Through these collaborative efforts, research and trials can help uncover new patient populations who will be eligible for new drugs and approvals, drug combinations, and toxicity.
To wrap up, Dr. Soria argued that key stakeholders need to realize that huge efficiencies can come from an optimized collaboration between academic and industry and that at the root of these two parties is a shared goal: to develop new therapies that can help patients.
Stay at the Bench Or Move to the Bedside: What Is the Role for Neoadjuvant Therapy in Melanoma Today?
There have been major breakthroughs in stage II adjuvant therapy, leading many oncologists to wonder how to best treat patients to avoid toxicity and needless treatment…and if neoadjuvant therapy could be the answer. That’s why Dr. Omid Hami from Los Angeles led the “Stay at the Bench Or Move to the Bedside: What Is the Role for Neoadjuvant Therapy in Melanoma Today?” session that sought to address this controversial issue on day 4 of the ESMO Congress.
Taking the stage in support of the use of neoadjuvant therapy was Dr. Paolo Ascierto from Naples, Italy. He noted that there’s a high proportion of patients who can’t benefit from adjuvant therapy, which has led to an increased interest in neoadjuvant therapy in the past several years. That stage II research across a variety of cancer types has found that neoadjuvant therapy is associated with clinical benefits.
For instance, the short duration of treatment has been shown to improve patients’ quality of life, and the discontinuation of treatment due to adverse events is lower among patients receiving neoadjuvant therapy compared to adjuvant therapy.
While he admitted that some—like his own opponent in this controversy session—would like to see data from randomized studies, he argued that some stage III trials are already in the works, and based on the research thus far, Dr. Ascierto supports the use of neoadjuvant therapy for patients with palpable and resectable disease or resectable oligometastatic disease.

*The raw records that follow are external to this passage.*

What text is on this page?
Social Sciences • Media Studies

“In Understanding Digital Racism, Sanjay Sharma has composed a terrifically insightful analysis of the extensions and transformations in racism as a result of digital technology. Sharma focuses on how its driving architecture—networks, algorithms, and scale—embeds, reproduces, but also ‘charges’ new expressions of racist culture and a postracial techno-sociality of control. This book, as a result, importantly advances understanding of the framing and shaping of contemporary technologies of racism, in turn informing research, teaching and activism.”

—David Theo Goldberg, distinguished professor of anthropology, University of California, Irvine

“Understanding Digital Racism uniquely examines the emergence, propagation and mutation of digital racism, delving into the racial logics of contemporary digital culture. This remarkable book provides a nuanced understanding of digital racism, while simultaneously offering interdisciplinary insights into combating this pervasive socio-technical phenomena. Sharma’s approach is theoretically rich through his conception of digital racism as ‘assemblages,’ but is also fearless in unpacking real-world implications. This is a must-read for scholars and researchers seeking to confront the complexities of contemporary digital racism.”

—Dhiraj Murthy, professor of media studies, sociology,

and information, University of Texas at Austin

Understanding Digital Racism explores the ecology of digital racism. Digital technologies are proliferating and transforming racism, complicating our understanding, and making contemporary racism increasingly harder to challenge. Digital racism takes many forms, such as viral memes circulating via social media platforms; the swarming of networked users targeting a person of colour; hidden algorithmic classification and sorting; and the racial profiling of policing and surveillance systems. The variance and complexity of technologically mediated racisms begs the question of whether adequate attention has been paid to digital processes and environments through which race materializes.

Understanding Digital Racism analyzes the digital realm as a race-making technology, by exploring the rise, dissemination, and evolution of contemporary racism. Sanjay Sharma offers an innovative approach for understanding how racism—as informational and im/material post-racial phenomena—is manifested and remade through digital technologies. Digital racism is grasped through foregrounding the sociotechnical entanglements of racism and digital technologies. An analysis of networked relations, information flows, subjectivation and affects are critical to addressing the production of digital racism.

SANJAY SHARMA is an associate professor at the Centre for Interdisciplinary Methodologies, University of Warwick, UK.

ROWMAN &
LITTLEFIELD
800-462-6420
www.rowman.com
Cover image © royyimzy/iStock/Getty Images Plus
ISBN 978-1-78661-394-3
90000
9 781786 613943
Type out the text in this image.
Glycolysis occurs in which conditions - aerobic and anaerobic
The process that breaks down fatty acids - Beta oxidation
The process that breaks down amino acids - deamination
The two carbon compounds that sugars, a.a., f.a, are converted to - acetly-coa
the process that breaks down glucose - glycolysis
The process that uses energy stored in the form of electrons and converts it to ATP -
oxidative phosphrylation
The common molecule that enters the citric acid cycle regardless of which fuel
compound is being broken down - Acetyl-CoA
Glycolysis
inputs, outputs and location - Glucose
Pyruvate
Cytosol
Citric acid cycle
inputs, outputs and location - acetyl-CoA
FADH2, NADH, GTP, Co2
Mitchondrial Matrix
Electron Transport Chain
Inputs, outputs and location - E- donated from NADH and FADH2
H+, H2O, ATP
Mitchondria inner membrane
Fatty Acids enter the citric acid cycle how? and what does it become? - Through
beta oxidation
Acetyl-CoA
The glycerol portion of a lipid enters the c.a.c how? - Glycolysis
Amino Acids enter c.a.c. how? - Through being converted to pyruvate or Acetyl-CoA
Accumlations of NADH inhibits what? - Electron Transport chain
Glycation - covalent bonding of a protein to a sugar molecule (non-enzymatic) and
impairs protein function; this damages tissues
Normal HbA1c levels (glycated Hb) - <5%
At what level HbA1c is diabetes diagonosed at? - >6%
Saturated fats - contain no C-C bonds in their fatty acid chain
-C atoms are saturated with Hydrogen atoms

Dr. Rienhard Dummer from Zurich, Switzerland was up next to share this viewpoint: that while there are some advantages of neoadjuvant therapies, Dr. Dummer believes that neoadjuvant therapy is appropriate for clinical trial and biomarker work—not in the clinic.
To support this stance, he listed some of the advantages of adjuvant therapy, including:
- Exact tumor staging by histology
- No acute complications of surgery
- No impact of adverse events on treatment or surgery
Dr. Dummer then noted that a limited number of melanoma patients participated in the neoadjuvant therapy study while 3,293 patients participated in adjuvant therapy trials. Additionally, adjuvant therapy is not only approved and reimbursed in most countries, but it also has documented long-term impacts on relapse-free survival and overall survival.
Since the long-term outcome of neoadjuvant therapy is not yet available, Dr. Dummer concluded that neoadjuvant trials are appropriate for unresectable stage III melanoma in the context of clinical trials as translational research tools but not the clinic.
To bring all of this together, Dr. Hami polled the attending oncologists and received the following results:
- Question (with the majority answer being "no"): Is neoadjuvant therapy ready for usage in general oncology practices?
- Question (with the majority answer being "no"): Is neoadjuvant therapy associated with better outcomes, stage for stage, than adjuvant therapy?
- Question (with the majority answer being "yes"): Can neoadjuvant therapy help fashion appropriate predictive and prognostic biomarkers for adjuvant and metastatic therapy/trials?
- Question (with the majority answer being "no"): Are neoadjuvant therapy trials appropriate for unresectable stage 3 melanoma?
None of the above questions received a unanimous response, however. This shows that the use of neoadjuvant therapy in melanoma still remains a controversial issue that deserves much more investigation.